Sat, 3 September, 2005: Today’s Bible readings.

Psalm 44:17-22

17 All this has come upon us,
though we have not forgotten you,
and we have not been false to your covenant.
18 Our heart has not turned back,
nor have our steps departed from your way;
19 yet you have broken us in the place of jackals
and covered us with the shadow of death.
20 If we had forgotten the name of our God
or spread out our hands to a foreign god,
21 would not God discover this?
For he knows the secrets of the heart.
22 Yet for your sake we are killed all the day long;
we are regarded as sheep to be slaughtered.

In verses 1-8, the Psalmist reviews how God has fought for His people in the past and won for them glorious victories. These are attributable not to the strength and the sword of Israel, but to God Himself. God is the one who saves His people from their distress and the success they have seen in the past came directly from Him.

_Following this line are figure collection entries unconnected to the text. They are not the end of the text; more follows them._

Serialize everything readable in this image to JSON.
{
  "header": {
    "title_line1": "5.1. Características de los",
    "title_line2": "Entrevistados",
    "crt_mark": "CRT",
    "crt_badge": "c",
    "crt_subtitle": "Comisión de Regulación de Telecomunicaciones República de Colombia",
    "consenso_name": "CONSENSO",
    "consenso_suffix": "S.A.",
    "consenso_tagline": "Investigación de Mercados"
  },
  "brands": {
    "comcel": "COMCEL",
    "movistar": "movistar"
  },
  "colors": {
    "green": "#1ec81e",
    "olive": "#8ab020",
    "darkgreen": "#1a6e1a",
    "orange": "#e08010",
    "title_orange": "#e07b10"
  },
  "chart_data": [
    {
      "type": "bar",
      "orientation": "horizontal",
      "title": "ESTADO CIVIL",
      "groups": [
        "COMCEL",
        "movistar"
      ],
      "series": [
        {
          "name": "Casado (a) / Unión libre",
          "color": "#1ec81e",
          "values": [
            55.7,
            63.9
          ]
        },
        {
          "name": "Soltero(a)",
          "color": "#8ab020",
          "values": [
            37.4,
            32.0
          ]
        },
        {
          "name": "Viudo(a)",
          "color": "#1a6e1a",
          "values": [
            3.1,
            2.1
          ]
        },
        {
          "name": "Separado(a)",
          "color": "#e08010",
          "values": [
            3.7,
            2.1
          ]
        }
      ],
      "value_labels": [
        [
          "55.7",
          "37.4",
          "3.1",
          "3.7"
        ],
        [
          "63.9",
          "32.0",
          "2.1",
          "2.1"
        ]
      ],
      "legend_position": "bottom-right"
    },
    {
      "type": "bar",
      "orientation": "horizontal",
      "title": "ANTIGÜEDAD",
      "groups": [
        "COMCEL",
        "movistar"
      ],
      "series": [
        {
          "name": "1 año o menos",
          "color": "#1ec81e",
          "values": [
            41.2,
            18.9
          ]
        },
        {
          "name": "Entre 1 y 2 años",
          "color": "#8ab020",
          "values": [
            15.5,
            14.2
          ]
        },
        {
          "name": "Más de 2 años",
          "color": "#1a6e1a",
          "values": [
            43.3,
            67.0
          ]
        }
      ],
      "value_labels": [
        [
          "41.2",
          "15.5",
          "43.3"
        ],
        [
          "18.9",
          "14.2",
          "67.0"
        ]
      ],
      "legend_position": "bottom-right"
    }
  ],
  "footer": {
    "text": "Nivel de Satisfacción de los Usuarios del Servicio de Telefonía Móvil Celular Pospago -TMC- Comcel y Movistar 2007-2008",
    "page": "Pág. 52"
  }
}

But then, the Psalmist describes the current position they found themselves in as a nation. In verses 9-16, he shares the sense of how they have been abandoned by God and left desolate and vulnerable to their enemies. It is a dramatic turn of events as the Psalmist calls to mind the glorious past and then relates the current distress. If their success in the past was due to God’s work on their behalf, then their current lack of success must be due to God having left them.

In verses 17 to the end, the Psalmist then seeks for a reason why God has abandoned them so. As a nation, they have been faithful to Him and are not engaged in idolatry and rebellion against Him as they have been at other times. If they had been in flagrant sin against Him, their situation would be understandable. But why are they facing their current distress? The Psalmist asks and answers his own question. It is for your sake we are killed all the day long. In this case, it isn’t the sins of Israel that causes the distress, but it is God’s own sovereign purpose that they go through this hard time.

What do we learn from this?

Not all the bad that happens to us is directly due to our sin. Here we see that God’s people were faithfully serving Him, but for some reason, God has not chosen to bless them with the same victories and success as He had blessed His people in the past.

For His own purposes, God chooses that His church should sometimes go through times of rich blessing and at other times dryness and famine. For His own purposes, God will allow His church to labor faithfully with little or no visible growth. Why do we see some churches faithfully preach the Gospel to dwindling congregations while down the street churches that water down the Gospel and entertain the people are growing by leaps and bounds? Why? For His glory and our good.

The lack of apparent blessing in a person’s life or in the life of a church is not necessarily an indication of God’s disfavor. Rather God, for His own purposes, chooses sometimes to allow His people to suffer. But their suffering is always under His great promise of His working it all out for His glory and their own good. That is why Paul can quote this very Psalm when he wants to make the point this very point.

Romans 8:31-39

31 What then shall we say to these things? If God is for us, who can be against us? 32 He who did not spare his own Son but gave him up for us all, how will he not also with him graciously give us all things? 33 Who shall bring any charge against God’s elect? It is God who justifies. 34 Who is to condemn? Christ Jesus is the one who died–more than that, who was raised–who is at the right hand of God, who indeed is interceding for us. 35 Who shall separate us from the love of Christ? Shall tribulation, or distress, or persecution, or famine, or nakedness, or danger, or sword? 36 As it is written,

“For your sake we are being killed all the day long;
we are regarded as sheep to be slaughtered.”

37 No, in all these things we are more than conquerors through him who loved us. 38 For I am sure that neither death nor life, nor angels nor rulers, nor things present nor things to come, nor powers, 39 nor height nor depth, nor anything else in all creation, will be able to separate us from the love of God in Christ Jesus our Lord.

When God calls His people to suffer, He is actually conquering the circumstances through us.

Where is Christ in this passage?

Paul tells us in the Romans passage where he quotes Psalm 44 that Jesus Christ as the basis for our confidence that God works out our sufferings for good. It is because of what Jesus Christ has done that we can be confident that although we might have to go through times of difficulty, if we are in Jesus Christ, nothing will separate us from His love for us.